Moore’s brief was to always use upcycling technology wherever it proved to be additive and available. In Incense Antique, as an example, Firmenich gets the cypress essential oil from a source in Spain that collects fallen cypress tree branches from which it extracts the oil. At Robertet, the upcycled cedarwood in Rose Study came from an old furniture factory in Texas, which sold the scraps from closets and furniture manufacturing. “Currently, with Firmenich, our cedar comes from Virginia, and it’s a similar process but in reverse: They distill the cedar oil, and then give the excess to create cedarwood chips for furniture making,” she says.

Moore’s first scent memory is that of the powerful sillage of Thierry Mugler’s Angel whooshing around her home, its inescapable gourmand trail following her mom as she went from room to room. “My mom has since passed, and it’s really interesting how ... one of my core memories of her is through fragrance,” she says.

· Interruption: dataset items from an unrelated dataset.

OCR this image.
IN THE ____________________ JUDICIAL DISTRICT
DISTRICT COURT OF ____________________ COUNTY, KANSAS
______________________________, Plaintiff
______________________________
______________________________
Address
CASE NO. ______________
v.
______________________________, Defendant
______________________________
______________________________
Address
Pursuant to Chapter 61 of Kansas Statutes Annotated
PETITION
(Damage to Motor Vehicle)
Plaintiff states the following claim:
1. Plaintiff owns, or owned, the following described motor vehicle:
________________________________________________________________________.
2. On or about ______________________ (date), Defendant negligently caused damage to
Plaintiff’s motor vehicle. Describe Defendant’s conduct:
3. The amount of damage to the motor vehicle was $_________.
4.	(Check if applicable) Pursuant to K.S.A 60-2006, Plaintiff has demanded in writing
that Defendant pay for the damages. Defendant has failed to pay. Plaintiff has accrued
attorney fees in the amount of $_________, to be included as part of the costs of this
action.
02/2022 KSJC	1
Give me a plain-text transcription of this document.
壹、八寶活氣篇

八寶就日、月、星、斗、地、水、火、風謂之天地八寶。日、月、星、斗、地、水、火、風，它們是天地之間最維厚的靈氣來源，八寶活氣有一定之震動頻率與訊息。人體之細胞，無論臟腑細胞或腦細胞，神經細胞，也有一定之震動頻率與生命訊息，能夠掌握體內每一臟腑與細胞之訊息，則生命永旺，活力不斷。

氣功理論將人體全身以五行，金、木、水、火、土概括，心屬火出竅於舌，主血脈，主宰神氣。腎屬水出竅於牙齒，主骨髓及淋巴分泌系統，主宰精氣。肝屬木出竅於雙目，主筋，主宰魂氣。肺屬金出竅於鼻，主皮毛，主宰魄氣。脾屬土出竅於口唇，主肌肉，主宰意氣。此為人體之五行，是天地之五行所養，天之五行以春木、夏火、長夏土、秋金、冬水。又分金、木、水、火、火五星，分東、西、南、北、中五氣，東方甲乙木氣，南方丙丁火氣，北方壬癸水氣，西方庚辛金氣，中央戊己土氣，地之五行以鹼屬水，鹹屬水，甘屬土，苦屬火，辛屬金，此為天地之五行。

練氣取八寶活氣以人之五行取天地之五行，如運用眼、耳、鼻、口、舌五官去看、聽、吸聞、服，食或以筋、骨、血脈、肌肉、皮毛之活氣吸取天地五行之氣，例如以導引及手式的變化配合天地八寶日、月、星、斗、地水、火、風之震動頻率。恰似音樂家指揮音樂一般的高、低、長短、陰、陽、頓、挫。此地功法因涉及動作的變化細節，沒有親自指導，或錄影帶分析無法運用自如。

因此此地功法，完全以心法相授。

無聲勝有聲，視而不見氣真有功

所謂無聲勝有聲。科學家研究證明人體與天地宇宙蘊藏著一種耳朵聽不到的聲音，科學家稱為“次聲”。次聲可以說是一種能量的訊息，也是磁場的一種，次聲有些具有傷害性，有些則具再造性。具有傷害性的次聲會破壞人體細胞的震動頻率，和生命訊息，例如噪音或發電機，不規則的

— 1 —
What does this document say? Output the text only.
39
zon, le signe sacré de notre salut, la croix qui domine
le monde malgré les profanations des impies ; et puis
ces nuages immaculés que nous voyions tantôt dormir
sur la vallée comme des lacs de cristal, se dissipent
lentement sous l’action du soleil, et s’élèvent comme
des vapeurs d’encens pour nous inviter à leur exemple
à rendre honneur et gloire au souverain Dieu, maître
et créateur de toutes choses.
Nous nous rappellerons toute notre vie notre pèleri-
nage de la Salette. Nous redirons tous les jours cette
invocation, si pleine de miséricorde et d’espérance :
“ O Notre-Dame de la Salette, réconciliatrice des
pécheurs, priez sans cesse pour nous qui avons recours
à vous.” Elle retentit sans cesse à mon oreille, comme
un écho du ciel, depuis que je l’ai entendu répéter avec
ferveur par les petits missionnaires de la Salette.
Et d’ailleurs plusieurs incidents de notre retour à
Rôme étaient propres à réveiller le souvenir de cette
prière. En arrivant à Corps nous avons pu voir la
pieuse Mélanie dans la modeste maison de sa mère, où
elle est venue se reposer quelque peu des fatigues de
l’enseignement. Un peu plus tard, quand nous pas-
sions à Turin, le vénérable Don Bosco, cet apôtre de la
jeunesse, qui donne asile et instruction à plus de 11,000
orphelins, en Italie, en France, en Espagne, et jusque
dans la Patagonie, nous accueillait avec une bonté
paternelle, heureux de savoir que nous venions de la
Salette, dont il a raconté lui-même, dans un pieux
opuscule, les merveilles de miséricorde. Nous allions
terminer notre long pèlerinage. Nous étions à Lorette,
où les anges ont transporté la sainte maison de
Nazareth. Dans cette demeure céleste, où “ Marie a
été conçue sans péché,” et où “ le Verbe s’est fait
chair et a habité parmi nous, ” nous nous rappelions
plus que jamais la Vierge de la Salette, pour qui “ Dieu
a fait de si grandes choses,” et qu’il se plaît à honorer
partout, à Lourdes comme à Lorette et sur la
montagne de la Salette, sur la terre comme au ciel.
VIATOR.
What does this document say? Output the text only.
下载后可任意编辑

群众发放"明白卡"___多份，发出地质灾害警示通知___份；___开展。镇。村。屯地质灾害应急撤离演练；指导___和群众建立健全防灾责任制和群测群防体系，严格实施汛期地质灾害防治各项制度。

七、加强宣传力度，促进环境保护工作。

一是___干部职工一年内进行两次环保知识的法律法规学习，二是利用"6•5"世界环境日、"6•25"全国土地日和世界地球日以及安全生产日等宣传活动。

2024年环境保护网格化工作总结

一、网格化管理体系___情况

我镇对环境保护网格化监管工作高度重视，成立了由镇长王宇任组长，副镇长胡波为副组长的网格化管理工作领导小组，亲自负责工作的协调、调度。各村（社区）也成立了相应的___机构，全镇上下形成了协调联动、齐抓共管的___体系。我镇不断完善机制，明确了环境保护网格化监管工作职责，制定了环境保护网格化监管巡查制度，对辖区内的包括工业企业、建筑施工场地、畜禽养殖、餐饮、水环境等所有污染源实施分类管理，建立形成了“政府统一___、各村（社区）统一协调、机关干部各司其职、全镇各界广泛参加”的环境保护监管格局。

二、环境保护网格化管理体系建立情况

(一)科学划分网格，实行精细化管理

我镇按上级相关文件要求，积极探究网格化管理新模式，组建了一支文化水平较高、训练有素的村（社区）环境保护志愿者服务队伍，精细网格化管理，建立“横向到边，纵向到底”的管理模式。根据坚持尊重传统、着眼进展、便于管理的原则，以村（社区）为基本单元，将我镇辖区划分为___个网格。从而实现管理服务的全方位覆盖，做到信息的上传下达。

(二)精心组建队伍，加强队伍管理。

For Moore, perfume is also symbolic of her own different life chapters. “I love seeing it as this symbol of our growth as individuals. I’ve worn different fragrances throughout different chapters and now, I want to build out a fragrance wardrobe and help people understand that you can wear fragrances for different moods or seasons.” She likens it to fashion in that it’s fun to switch scents up and express one’s mood and unlock emotions through different fragrance profiles. With Belnu’s distinct and transportive compositions, that will come easy.